The public debate at the UN Human Rights Council in Geneva came just over a month after the royal insider-turned-critic was murdered in the Saudi consulate in Istanbul.
Confirming that an investigation is still on-going into the death of Khashoggi, who was last seen entering the Saudi consulate in Istanbul on October 2, President of Saudi Arabia’s Human Rights Commission Bandar bin Mohammed Al-Aiban during a scheduled review session told member states that King Salman bin Abdulaziz had personally initiated the probe.
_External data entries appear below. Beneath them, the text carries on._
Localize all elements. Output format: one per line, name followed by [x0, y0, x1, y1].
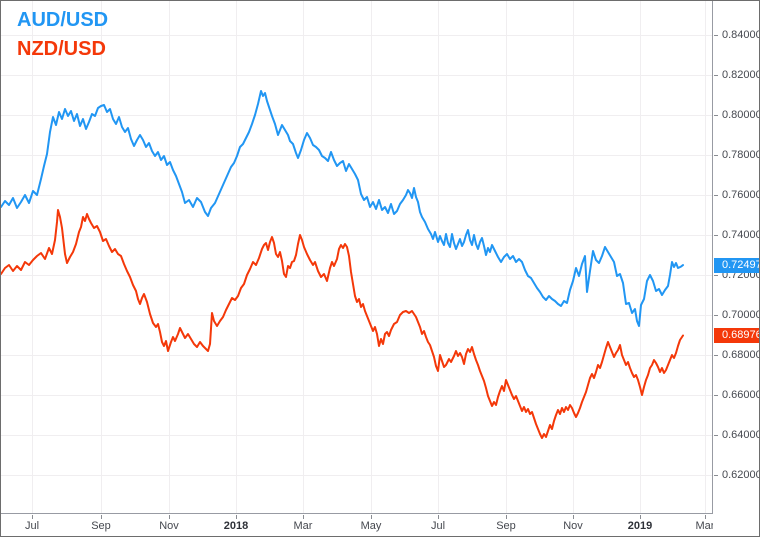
price-tick: [714, 275, 718, 276]
time-tick: [371, 515, 372, 519]
time-axis-label: Mar: [695, 520, 715, 532]
legend-item-nzd-usd[interactable]: NZD/USD: [17, 38, 106, 60]
aud-usd-line[interactable]: [1, 90, 684, 327]
legend: AUD/USD NZD/USD: [17, 6, 108, 64]
time-tick: [169, 515, 170, 519]
time-axis-label: Nov: [563, 520, 583, 532]
price-axis-label: 0.78000: [722, 149, 760, 161]
price-axis[interactable]: 0.84000 0.82000 0.80000 0.78000 0.76000 0.740…: [713, 1, 760, 514]
price-axis-label: 0.62000: [722, 469, 760, 481]
price-axis-label: 0.80000: [722, 109, 760, 121]
time-tick: [438, 515, 439, 519]
time-axis-label: 2019: [627, 520, 653, 532]
legend-item-aud-usd[interactable]: AUD/USD: [17, 9, 109, 31]
price-axis-label: 0.64000: [722, 429, 760, 441]
time-axis-label: Sep: [91, 520, 111, 532]
price-axis-label: 0.82000: [722, 69, 760, 81]
time-tick: [236, 515, 237, 519]
time-tick: [303, 515, 304, 519]
time-tick: [705, 515, 706, 519]
plot-area[interactable]: AUD/USD NZD/USD: [1, 1, 713, 514]
price-tick: [714, 355, 718, 356]
axis-corner: [713, 514, 759, 536]
price-tick: [714, 155, 718, 156]
price-tick: [714, 195, 718, 196]
time-tick: [32, 515, 33, 519]
time-axis-label: Nov: [159, 520, 179, 532]
aud-last-price-badge: 0.72497: [714, 257, 759, 273]
time-tick: [573, 515, 574, 519]
price-axis-label: 0.84000: [722, 29, 760, 41]
time-tick: [101, 515, 102, 519]
time-axis-label: 2018: [223, 520, 249, 532]
price-tick: [714, 315, 718, 316]
price-axis-label: 0.74000: [722, 229, 760, 241]
price-tick: [714, 115, 718, 116]
price-axis-label: 0.66000: [722, 389, 760, 401]
time-tick: [640, 515, 641, 519]
price-tick: [714, 235, 718, 236]
nzd-usd-line[interactable]: [1, 209, 684, 439]
price-tick: [714, 75, 718, 76]
price-axis-label: 0.68000: [722, 349, 760, 361]
time-axis-label: Sep: [496, 520, 516, 532]
time-axis-label: Jul: [24, 520, 40, 532]
price-tick: [714, 35, 718, 36]
time-axis[interactable]: Jul Sep Nov 2018 Mar May Jul Sep Nov 2019 Mar: [1, 514, 715, 536]
nzd-last-price-badge: 0.68976: [714, 327, 759, 343]
price-tick: [714, 475, 718, 476]
time-axis-label: Mar: [293, 520, 313, 532]
price-axis-label: 0.76000: [722, 189, 760, 201]
price-tick: [714, 435, 718, 436]
time-tick: [506, 515, 507, 519]
time-axis-label: May: [360, 520, 382, 532]
price-axis-label: 0.70000: [722, 309, 760, 321]
plot-svg[interactable]: [1, 1, 712, 513]
time-axis-label: Jul: [430, 520, 446, 532]
price-tick: [714, 395, 718, 396]
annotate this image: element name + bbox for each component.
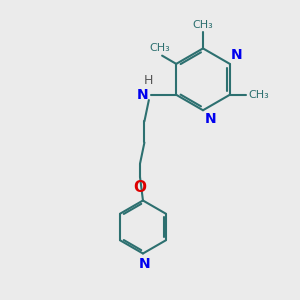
Text: CH₃: CH₃ <box>149 43 170 53</box>
Text: N: N <box>137 88 149 102</box>
Text: H: H <box>144 74 154 87</box>
Text: N: N <box>139 257 150 271</box>
Text: CH₃: CH₃ <box>248 90 269 100</box>
Text: N: N <box>231 48 243 62</box>
Text: CH₃: CH₃ <box>193 20 213 30</box>
Text: N: N <box>205 112 216 126</box>
Text: O: O <box>134 181 146 196</box>
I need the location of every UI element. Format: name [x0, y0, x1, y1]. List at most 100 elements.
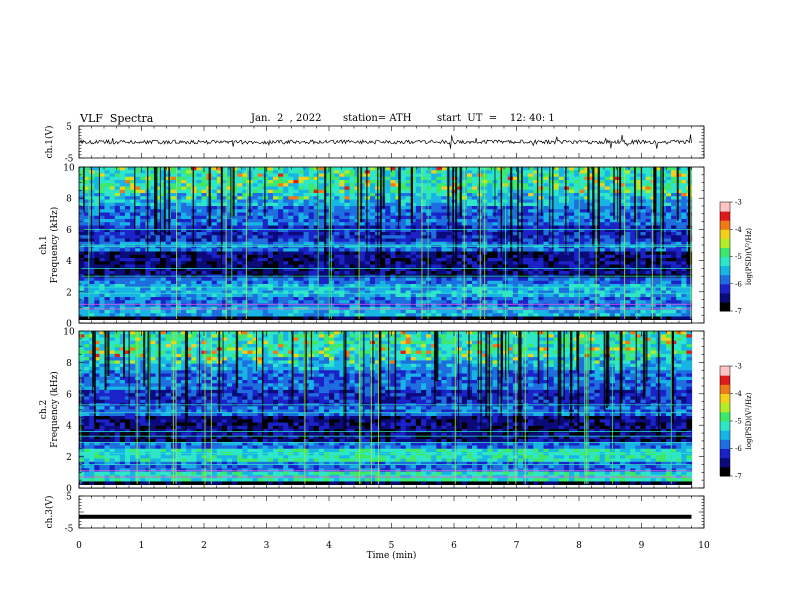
heatmap-cell: [599, 284, 606, 288]
heatmap-cell: [303, 183, 310, 188]
heatmap-cell: [175, 199, 182, 204]
heatmap-cell: [410, 170, 417, 175]
heatmap-cell: [681, 196, 687, 201]
heatmap-cell: [119, 254, 126, 259]
heatmap-cell: [232, 235, 238, 240]
heatmap-cell: [135, 199, 141, 204]
heatmap-cell: [400, 287, 407, 292]
heatmap-cell: [221, 225, 228, 230]
heatmap-cell: [324, 193, 330, 197]
heatmap-cell: [533, 267, 539, 272]
heatmap-cell: [487, 215, 494, 220]
heatmap-cell: [640, 219, 647, 223]
heatmap-cell: [681, 284, 687, 288]
heatmap-cell: [308, 167, 315, 171]
heatmap-cell: [247, 287, 254, 292]
heatmap-cell: [589, 297, 596, 301]
heatmap-cell: [196, 293, 203, 298]
heatmap-cell: [594, 254, 601, 259]
heatmap-cell: [181, 284, 187, 288]
heatmap-cell: [247, 277, 254, 282]
heatmap-cell: [369, 193, 376, 197]
heatmap-cell: [278, 219, 284, 223]
heatmap-cell: [466, 271, 473, 275]
heatmap-cell: [262, 167, 269, 171]
heatmap-cell: [293, 219, 300, 223]
heatmap-cell: [650, 293, 657, 298]
heatmap-cell: [186, 206, 192, 210]
heatmap-cell: [660, 254, 667, 259]
heatmap-cell: [466, 277, 473, 282]
heatmap-cell: [609, 290, 616, 295]
heatmap-cell: [145, 293, 152, 298]
heatmap-cell: [584, 212, 591, 217]
heatmap-cell: [124, 241, 131, 246]
heatmap-cell: [446, 254, 453, 259]
heatmap-cell: [609, 248, 616, 253]
heatmap-cell: [431, 167, 437, 171]
heatmap-cell: [130, 300, 136, 305]
heatmap-cell: [543, 180, 550, 184]
heatmap-cell: [441, 186, 448, 191]
heatmap-cell: [140, 176, 146, 181]
heatmap-cell: [528, 212, 534, 217]
heatmap-cell: [390, 258, 397, 262]
heatmap-cell: [140, 215, 146, 220]
heatmap-cell: [614, 225, 621, 230]
heatmap-cell: [497, 196, 504, 201]
heatmap-cell: [262, 225, 269, 230]
heatmap-cell: [420, 222, 427, 227]
heatmap-cell: [609, 271, 616, 275]
heatmap-cell: [349, 209, 356, 214]
heatmap-cell: [242, 186, 249, 191]
heatmap-cell: [512, 193, 519, 197]
heatmap-cell: [487, 248, 494, 253]
heatmap-cell: [558, 267, 565, 272]
heatmap-cell: [135, 183, 141, 188]
heatmap-cell: [584, 193, 591, 197]
heatmap-cell: [232, 271, 238, 275]
heatmap-cell: [472, 170, 478, 175]
heatmap-cell: [426, 186, 432, 191]
heatmap-cell: [170, 202, 177, 207]
heatmap-cell: [410, 248, 417, 253]
heatmap-cell: [324, 222, 330, 227]
heatmap-cell: [569, 241, 575, 246]
heatmap-cell: [446, 258, 453, 262]
heatmap-cell: [359, 248, 366, 253]
heatmap-cell: [660, 261, 667, 266]
heatmap-cell: [492, 248, 499, 253]
heatmap-cell: [232, 225, 238, 230]
heatmap-cell: [589, 271, 596, 275]
heatmap-cell: [359, 183, 366, 188]
heatmap-cell: [181, 219, 187, 223]
heatmap-cell: [329, 202, 335, 207]
heatmap-cell: [456, 186, 463, 191]
heatmap-cell: [385, 232, 391, 236]
heatmap-cell: [574, 199, 580, 204]
heatmap-cell: [232, 261, 238, 266]
heatmap-cell: [267, 180, 274, 184]
heatmap-cell: [160, 212, 167, 217]
heatmap-cell: [441, 183, 448, 188]
heatmap-cell: [242, 235, 249, 240]
heatmap-cell: [104, 277, 111, 282]
heatmap-cell: [574, 202, 580, 207]
heatmap-cell: [574, 212, 580, 217]
heatmap-cell: [283, 189, 289, 194]
heatmap-cell: [569, 277, 575, 282]
heatmap-cell: [650, 271, 657, 275]
heatmap-cell: [400, 297, 407, 301]
heatmap-cell: [135, 254, 141, 259]
heatmap-cell: [242, 199, 249, 204]
heatmap-cell: [655, 225, 662, 230]
heatmap-cell: [390, 280, 397, 285]
heatmap-cell: [232, 241, 238, 246]
heatmap-cell: [446, 248, 453, 253]
heatmap-cell: [227, 189, 233, 194]
heatmap-cell: [242, 232, 249, 236]
heatmap-cell: [390, 196, 397, 201]
heatmap-cell: [523, 228, 529, 233]
heatmap-cell: [124, 209, 131, 214]
heatmap-cell: [395, 267, 402, 272]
Following Al-Aiban’s comments, 40 Member States appealed to Saudi Arabia to find out what had happened to Khashoggi, many also calling for reform to the Kingdom’s freedom of expression laws.
Saudi Arabia is facing a torrent of international condemnation over the killing of Khashoggi.
Al-Aiban’s comments came as a Turkish official charged Monday that Saudi Arabia had sent experts to Turkey to cover up the journalist’s murder before allowing Turkish police in to search the consulate.
During the review session, around 10 countries also expressed concern about the ongoing conflict and humanitarian crisis in Yemen, where Saudi Arabia has faced criticism for coordinating air strikes which have killed civilians.
The Coalition forces are doing their best to spare civilians, particularly women and children, civilian sites, and infrastructure as a side-effect of the armed conflict, Al-Aiban said, adding that Saudi communities near the border with Yemen continue to come under attack from the rebel Houthi movement’s militia.
Amid concerns over freedom of expression in Saudi Arabia, the Saudi representative insisted that it was a guaranteed right, before noting the launch of many multilingual television and radio channels as evidence of people’s right to express their opinions.
Specifically, it urged Saudi Arabia to more clearly define what constituted terrorism in law, so as not to criminalize expression, association or peaceful assembly.